Animal research shows just how dramatic this relationship can be. When thyroid hormone was depleted, brain levels of norepinephrine dropped to near zero, dopamine plummeted, and serotonin fell by about a third. Supplementing with T3 restored all three neurotransmitters close to normal. This connection helps explain the depression, brain fog, and difficulty concentrating that often accompany low thyroid function, as well as the anxiety and irritability that can come with excess T3.
T3 also supports the brain’s ability to form long-term memories. Hypothyroidism in adults impairs a process called long-term potentiation, which is the mechanism by which neurons strengthen connections during learning. Both animal studies and human observations confirm that low thyroid states lead to measurable deficits in learning and memory.
Cholesterol and Fat Metabolism
T3 directly lowers LDL cholesterol, the type most strongly linked to cardiovascular disease. It does this by increasing the number of LDL receptors on liver cells, which pulls more LDL particles out of the bloodstream and into the liver for breakdown. T3 also reduces LDL oxidation, the chemical modification that makes LDL particles more damaging to artery walls. This is why people with untreated hypothyroidism frequently have elevated cholesterol that improves once thyroid levels are corrected.
Bone Remodeling
Your bones are constantly being broken down and rebuilt in a cycle called remodeling, and T3 regulates the speed of that cycle. During childhood and skeletal development, T3 has an anabolic effect, promoting bone growth. In adults, however, excess T3 shifts the balance toward bone breakdown. Hyperthyroidism shortens the remodeling cycle and tips it in favor of resorption, meaning bone is removed faster than it’s replaced. Over time, this creates a high-turnover state that can reduce bone density and increase fracture risk.
Digestion and Gut Motility
T3 controls how quickly food moves through your digestive tract. It activates the muscular contractions of the upper gastrointestinal system, increasing both the frequency and strength of the wave-like movements that push food along. In hypothyroidism, these contractions become less frequent and weaker, which is why constipation and reduced appetite are among the most common digestive complaints.

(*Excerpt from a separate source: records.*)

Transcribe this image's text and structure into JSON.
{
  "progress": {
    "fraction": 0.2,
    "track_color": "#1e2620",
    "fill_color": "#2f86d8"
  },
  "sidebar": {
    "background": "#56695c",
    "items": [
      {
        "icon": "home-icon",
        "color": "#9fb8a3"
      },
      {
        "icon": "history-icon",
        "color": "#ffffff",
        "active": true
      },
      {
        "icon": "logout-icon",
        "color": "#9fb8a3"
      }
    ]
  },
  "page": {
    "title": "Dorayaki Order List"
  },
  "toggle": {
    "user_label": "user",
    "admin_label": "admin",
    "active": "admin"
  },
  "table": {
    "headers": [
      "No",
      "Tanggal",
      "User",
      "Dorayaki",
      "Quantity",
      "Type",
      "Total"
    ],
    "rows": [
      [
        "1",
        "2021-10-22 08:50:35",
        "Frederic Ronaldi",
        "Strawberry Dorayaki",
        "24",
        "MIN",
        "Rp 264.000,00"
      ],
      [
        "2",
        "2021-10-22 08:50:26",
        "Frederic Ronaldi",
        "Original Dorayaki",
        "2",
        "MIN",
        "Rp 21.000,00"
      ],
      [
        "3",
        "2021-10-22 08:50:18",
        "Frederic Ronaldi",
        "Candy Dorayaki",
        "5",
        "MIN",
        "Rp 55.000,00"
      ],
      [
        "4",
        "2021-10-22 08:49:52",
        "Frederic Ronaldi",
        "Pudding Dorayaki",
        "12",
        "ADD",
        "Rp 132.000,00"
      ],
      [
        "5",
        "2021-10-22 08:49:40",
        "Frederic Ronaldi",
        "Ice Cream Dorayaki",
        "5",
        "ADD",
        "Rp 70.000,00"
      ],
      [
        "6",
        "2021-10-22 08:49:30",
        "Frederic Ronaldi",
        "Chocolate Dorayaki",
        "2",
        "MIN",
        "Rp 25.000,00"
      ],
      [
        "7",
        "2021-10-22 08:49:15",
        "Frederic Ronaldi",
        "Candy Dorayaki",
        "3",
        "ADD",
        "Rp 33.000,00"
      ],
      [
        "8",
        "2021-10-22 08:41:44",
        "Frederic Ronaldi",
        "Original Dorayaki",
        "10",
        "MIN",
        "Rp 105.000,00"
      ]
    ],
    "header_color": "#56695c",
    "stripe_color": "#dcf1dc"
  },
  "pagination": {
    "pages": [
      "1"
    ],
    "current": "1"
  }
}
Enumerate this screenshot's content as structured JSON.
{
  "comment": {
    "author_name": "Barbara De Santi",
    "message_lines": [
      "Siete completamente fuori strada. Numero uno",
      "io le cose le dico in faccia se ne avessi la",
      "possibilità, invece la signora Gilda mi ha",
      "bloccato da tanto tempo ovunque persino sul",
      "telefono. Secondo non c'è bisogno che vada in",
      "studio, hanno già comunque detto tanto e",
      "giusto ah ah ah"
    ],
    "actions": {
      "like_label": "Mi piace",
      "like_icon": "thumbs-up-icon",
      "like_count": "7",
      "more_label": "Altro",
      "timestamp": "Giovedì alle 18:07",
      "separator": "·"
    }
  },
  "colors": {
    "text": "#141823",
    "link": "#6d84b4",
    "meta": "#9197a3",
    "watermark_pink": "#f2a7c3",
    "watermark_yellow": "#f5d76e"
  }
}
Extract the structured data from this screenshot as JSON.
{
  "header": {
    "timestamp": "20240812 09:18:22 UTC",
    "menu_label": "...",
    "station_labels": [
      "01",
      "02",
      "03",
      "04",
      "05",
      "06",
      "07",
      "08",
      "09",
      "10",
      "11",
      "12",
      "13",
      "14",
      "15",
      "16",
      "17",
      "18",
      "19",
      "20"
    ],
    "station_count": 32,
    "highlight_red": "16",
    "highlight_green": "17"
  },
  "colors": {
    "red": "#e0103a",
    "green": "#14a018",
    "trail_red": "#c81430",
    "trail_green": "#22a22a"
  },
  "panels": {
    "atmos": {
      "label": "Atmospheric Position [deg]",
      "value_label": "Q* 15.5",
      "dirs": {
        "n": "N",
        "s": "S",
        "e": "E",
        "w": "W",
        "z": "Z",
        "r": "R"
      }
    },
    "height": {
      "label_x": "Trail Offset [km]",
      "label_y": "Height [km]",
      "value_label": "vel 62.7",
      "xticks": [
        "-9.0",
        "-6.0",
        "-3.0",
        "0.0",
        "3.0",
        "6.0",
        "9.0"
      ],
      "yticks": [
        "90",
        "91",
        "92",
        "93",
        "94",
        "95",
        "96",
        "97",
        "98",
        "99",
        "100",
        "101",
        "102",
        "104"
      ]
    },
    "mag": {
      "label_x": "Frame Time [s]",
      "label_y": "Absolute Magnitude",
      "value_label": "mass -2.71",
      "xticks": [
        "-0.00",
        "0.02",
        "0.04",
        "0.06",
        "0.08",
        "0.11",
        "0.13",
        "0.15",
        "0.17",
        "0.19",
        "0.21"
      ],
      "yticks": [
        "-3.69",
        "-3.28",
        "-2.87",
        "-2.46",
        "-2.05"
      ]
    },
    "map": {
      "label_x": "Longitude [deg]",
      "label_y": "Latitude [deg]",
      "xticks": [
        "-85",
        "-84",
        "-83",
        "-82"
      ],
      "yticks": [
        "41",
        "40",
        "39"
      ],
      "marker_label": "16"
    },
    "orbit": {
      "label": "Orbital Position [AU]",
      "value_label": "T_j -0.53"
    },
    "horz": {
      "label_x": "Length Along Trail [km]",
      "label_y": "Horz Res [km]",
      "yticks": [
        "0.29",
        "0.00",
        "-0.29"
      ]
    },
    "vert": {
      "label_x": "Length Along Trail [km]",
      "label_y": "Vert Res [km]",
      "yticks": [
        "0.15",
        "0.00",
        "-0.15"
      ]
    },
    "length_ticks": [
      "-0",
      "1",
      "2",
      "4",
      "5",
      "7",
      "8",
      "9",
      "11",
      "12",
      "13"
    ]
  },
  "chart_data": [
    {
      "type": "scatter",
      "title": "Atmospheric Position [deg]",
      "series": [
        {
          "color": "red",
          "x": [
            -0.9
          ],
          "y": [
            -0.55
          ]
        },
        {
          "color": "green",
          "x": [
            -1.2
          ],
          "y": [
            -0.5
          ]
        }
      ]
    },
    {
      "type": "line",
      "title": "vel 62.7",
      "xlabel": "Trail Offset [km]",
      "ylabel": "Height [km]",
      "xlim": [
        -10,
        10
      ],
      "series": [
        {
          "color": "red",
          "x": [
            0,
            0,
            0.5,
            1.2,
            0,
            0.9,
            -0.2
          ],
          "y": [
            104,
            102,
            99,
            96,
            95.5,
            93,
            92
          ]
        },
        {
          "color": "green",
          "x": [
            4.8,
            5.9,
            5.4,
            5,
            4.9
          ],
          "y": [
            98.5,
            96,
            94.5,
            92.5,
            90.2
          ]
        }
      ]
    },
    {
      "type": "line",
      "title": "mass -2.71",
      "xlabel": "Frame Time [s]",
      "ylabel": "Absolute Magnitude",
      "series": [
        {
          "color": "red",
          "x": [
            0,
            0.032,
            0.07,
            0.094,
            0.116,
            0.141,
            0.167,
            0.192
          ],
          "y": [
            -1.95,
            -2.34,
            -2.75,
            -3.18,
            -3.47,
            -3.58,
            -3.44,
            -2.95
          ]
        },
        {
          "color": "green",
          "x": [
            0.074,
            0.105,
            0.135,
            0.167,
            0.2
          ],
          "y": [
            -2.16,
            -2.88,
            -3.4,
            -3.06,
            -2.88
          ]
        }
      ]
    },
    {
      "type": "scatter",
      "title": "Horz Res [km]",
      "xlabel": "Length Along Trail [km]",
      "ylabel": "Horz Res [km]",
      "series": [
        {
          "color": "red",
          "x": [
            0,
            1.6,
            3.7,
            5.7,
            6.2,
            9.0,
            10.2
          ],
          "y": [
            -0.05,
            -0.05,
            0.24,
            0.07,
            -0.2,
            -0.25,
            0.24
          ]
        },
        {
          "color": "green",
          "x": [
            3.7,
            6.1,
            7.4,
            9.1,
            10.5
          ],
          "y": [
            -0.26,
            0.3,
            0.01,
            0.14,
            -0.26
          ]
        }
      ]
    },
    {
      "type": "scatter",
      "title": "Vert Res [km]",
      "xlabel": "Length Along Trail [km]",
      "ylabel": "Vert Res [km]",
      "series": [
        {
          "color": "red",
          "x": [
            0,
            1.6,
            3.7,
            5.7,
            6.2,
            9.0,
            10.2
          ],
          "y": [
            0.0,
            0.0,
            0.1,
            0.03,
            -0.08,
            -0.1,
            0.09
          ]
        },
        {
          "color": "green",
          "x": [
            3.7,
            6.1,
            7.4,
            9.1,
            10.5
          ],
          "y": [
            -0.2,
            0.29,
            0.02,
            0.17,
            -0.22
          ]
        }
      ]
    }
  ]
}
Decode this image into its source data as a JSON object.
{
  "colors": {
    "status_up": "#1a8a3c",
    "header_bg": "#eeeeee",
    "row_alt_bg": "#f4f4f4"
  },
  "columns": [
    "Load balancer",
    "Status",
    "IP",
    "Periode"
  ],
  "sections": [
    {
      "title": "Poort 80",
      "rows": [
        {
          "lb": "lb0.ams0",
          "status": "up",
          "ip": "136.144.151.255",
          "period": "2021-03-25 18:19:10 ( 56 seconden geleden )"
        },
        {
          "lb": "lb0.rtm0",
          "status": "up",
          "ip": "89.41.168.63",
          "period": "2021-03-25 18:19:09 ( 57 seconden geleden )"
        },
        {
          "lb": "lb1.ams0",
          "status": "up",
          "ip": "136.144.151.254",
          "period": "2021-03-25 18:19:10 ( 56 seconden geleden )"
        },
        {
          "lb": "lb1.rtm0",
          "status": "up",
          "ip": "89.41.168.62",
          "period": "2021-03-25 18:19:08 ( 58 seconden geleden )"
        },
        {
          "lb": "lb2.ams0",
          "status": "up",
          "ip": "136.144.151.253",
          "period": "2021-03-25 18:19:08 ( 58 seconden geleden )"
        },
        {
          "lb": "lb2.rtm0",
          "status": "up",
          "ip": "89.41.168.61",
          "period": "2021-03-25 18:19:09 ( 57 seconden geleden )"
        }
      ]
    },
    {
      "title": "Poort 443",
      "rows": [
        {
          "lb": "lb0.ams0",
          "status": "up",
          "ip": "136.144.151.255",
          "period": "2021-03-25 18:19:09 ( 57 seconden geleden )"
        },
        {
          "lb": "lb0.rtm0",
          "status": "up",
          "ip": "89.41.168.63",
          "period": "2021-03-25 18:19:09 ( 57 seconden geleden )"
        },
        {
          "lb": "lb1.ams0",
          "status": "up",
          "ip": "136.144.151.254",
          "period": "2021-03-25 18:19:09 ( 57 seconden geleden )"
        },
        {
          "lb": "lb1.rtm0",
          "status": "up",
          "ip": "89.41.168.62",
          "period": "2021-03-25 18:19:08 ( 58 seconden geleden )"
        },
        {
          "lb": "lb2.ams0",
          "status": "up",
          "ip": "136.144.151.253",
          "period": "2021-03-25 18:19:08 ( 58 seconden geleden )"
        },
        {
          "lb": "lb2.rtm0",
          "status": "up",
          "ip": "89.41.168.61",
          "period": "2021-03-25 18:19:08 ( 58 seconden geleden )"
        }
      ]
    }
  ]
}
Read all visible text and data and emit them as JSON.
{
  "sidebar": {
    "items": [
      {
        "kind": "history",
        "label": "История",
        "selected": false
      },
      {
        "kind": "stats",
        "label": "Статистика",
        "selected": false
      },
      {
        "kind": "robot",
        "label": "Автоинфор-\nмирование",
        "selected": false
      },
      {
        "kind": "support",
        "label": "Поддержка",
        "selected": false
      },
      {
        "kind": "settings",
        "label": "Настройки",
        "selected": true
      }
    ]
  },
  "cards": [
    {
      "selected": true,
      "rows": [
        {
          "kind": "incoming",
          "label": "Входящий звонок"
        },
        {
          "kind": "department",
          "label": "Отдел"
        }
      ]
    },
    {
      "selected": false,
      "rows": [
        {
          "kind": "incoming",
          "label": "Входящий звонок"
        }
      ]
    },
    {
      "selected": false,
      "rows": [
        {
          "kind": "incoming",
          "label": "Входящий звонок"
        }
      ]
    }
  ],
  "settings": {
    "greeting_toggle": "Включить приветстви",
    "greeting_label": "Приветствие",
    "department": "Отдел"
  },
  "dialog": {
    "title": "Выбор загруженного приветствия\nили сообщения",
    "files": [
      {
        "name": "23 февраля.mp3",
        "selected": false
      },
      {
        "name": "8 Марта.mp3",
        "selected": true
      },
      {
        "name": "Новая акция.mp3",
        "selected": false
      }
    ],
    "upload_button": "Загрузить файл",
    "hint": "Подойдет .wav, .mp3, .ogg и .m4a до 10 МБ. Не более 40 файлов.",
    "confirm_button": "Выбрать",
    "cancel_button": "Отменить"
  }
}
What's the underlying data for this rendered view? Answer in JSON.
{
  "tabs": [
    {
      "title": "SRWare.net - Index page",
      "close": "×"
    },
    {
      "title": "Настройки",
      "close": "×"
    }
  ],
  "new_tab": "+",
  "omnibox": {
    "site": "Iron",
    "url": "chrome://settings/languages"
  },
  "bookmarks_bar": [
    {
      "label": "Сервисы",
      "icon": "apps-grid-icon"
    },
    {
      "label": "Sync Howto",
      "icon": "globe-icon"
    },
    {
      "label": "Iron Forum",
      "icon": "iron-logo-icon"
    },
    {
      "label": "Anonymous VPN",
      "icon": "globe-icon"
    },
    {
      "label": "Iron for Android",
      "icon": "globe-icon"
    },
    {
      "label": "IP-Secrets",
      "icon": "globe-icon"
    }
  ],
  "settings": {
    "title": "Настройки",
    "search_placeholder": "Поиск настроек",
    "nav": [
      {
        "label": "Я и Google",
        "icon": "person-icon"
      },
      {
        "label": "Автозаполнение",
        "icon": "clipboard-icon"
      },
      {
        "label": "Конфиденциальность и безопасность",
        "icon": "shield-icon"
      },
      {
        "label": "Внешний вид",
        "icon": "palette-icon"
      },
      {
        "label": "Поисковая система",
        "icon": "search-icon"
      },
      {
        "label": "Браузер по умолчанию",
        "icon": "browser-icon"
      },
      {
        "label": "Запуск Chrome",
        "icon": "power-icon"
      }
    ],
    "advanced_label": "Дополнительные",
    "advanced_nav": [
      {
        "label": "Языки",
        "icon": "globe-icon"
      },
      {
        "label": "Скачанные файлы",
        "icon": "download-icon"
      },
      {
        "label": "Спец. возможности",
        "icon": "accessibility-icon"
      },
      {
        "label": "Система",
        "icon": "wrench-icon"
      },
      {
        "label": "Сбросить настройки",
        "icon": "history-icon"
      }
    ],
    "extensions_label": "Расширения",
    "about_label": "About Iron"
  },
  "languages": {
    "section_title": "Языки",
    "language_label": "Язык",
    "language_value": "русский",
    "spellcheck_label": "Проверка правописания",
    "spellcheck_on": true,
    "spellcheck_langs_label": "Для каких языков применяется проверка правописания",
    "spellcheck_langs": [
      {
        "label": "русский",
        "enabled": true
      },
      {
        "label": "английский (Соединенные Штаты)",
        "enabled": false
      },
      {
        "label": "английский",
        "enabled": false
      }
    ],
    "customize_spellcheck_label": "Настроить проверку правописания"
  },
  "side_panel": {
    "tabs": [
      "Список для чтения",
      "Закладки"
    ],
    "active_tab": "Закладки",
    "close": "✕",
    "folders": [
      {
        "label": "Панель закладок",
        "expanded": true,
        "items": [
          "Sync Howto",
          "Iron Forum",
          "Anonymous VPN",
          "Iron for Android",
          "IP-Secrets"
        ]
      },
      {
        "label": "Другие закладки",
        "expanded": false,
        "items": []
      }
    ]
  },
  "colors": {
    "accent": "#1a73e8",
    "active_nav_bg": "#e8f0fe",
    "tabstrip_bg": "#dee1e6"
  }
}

In hyperthyroidism, the opposite happens: intestinal transit speeds up, often causing diarrhea and increased appetite. At very high thyroid hormone levels, the gut can produce abnormally strong contractions that travel in both directions, mimicking the motor patterns seen in vomiting and diarrhea.
How T3 Levels Are Kept in Check
Your body regulates T3 through a negative feedback loop involving the hypothalamus and pituitary gland. When T3 levels rise above normal, the hypothalamus reduces its production of thyrotropin-releasing hormone (TRH), which in turn tells the pituitary to release less thyroid-stimulating hormone (TSH). Less TSH means the thyroid produces less hormone, bringing levels back down. When T3 drops, the process reverses.
Interestingly, this system is not symmetrical. Research shows that only T3 levels elevated into the above-normal range are capable of fully suppressing TRH production back to baseline. This means the brain is calibrated to be more sensitive to drops in thyroid hormone than to mild elevations, a design that prioritizes protecting against hypothyroidism.
Normal T3 Levels
If your doctor orders T3 testing, you’ll typically see two possible measurements. Total T3, which includes both the protein-bound and free forms, normally falls between 79 and 165 nanograms per deciliter in adults. Free T3, the unbound fraction that is biologically active, ranges from 2.3 to 4.1 picograms per milliliter. Free T3 is generally considered the more useful number because it reflects the hormone actually available to your cells, though reference ranges can vary slightly between laboratories.